CHINA

Proposal for levying a 10% export duty on surplus cotton

The government is set to discuss a proposal to impose 10 per cent tax on cotton exports above the declared surplus, to streamline exports and ensure a stable price regime.The ministry is also for registration of cotton export contracts with the directorate general of foreign trade, to monitor exports. The ministry wanted an inter-ministerial group to review the cotton position and make recommendations to vary or suspend the duty. However, the agriculture department was against the proposal. “The department of agriculture is clear that any sort of curb on export of farm commodity hurts the interest of growers,” a top official said.

Officials say the proposal, floated by the textiles ministry had recommended imposing the duty on the freight on board value or a maximum of Rs 10,000 a tonne, whichever is less, for all cotton exports over the declared exportable surplus. Other proposals included declaring exportable surplus in September every year, based on the estimates of the Cotton Advisory Board.

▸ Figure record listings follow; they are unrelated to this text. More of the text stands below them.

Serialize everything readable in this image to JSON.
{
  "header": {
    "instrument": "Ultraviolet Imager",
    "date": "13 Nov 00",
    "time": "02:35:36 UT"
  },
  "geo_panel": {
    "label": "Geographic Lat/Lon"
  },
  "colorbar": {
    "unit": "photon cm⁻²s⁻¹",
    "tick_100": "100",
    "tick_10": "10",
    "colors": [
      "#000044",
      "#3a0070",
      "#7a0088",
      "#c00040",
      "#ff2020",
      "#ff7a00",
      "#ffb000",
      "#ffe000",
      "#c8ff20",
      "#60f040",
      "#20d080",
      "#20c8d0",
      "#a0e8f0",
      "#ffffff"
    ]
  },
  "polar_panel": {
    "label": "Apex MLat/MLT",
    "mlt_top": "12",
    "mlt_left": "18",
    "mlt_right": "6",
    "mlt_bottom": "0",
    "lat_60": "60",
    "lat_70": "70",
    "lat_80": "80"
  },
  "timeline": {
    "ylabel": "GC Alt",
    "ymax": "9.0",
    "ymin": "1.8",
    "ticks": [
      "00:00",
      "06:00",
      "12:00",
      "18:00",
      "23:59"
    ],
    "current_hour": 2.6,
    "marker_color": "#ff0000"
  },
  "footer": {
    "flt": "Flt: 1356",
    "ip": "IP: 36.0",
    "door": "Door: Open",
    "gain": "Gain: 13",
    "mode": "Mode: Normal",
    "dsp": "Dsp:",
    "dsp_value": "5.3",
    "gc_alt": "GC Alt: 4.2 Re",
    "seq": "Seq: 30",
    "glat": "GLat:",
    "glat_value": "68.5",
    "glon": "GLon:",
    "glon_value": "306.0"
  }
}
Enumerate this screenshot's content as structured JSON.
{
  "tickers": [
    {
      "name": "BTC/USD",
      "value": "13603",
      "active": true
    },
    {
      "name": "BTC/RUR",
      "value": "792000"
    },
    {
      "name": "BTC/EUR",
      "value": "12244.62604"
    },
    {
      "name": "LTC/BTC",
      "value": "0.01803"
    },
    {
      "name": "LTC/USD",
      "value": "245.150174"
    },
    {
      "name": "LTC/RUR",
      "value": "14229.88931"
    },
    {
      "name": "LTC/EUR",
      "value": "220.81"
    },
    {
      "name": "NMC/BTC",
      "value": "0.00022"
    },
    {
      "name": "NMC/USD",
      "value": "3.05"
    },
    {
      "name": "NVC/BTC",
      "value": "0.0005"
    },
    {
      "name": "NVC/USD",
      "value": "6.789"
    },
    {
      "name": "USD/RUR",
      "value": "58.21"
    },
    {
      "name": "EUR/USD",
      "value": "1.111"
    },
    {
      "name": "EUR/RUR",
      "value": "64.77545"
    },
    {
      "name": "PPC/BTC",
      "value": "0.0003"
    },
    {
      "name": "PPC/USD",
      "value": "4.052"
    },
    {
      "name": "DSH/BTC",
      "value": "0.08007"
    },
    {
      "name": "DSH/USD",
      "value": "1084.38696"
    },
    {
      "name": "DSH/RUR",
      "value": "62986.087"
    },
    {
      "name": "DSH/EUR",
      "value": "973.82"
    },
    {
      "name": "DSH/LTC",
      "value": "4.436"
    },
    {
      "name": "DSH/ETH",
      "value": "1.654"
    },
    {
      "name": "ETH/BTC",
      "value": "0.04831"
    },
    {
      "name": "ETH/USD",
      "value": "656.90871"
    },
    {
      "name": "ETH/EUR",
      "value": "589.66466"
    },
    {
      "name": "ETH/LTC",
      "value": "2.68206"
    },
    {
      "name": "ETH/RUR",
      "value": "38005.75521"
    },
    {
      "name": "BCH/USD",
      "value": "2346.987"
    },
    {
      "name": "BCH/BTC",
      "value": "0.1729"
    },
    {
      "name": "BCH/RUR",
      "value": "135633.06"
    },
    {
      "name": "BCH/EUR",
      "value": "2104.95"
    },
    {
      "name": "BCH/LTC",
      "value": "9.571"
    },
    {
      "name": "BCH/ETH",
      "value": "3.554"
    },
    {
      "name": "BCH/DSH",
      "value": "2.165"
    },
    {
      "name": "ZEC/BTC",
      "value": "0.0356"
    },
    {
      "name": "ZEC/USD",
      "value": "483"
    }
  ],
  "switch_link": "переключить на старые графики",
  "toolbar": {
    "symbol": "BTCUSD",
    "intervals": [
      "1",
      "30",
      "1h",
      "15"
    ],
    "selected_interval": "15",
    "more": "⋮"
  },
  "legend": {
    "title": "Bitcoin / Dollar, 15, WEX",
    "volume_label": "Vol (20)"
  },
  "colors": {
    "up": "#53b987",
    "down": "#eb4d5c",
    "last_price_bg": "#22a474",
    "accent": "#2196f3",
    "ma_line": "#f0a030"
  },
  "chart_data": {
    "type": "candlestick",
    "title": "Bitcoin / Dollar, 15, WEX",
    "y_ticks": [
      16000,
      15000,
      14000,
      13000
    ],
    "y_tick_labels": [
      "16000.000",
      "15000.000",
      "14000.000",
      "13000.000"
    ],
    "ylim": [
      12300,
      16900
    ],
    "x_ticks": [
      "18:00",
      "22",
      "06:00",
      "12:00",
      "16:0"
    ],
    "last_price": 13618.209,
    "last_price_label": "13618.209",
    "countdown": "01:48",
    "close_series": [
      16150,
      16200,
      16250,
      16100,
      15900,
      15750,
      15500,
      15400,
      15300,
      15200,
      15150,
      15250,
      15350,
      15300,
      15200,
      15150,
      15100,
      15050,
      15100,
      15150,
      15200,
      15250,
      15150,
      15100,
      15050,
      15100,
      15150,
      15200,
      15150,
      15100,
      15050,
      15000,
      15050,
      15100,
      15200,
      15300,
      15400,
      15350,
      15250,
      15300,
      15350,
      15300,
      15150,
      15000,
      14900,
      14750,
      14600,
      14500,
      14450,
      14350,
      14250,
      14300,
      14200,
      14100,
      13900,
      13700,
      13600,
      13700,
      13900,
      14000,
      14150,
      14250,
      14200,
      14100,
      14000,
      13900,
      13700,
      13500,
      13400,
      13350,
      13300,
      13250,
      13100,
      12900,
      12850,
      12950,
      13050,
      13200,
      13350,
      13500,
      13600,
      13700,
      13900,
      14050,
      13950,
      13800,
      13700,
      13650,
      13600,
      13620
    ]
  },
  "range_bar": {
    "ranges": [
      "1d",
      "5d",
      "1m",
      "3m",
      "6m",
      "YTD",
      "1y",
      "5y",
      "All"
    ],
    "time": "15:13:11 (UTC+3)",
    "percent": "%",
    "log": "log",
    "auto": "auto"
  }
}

India’s cotton production in 2013-14 crop marketing year that starts from October is expected to be around 40 million bales (1 bale=170 kilograms), almost 4 million bales more than last year because of benign weather during the sowing stage.This, trade sources said will leave almost 10-12 million bales of surplus cotton of which almost 10 million could be easily exported.

Recently, textiles minister K S Rao advocated for the need to create a cotton stabilization fund. He had said that the fund would be used for the benefit of importers only and charged from surplus export. Cotton has been sown in around 11.31 million hectares, down just 0.26 per cent from the same period last year till last week in 2013-14, according to data by the agriculture department.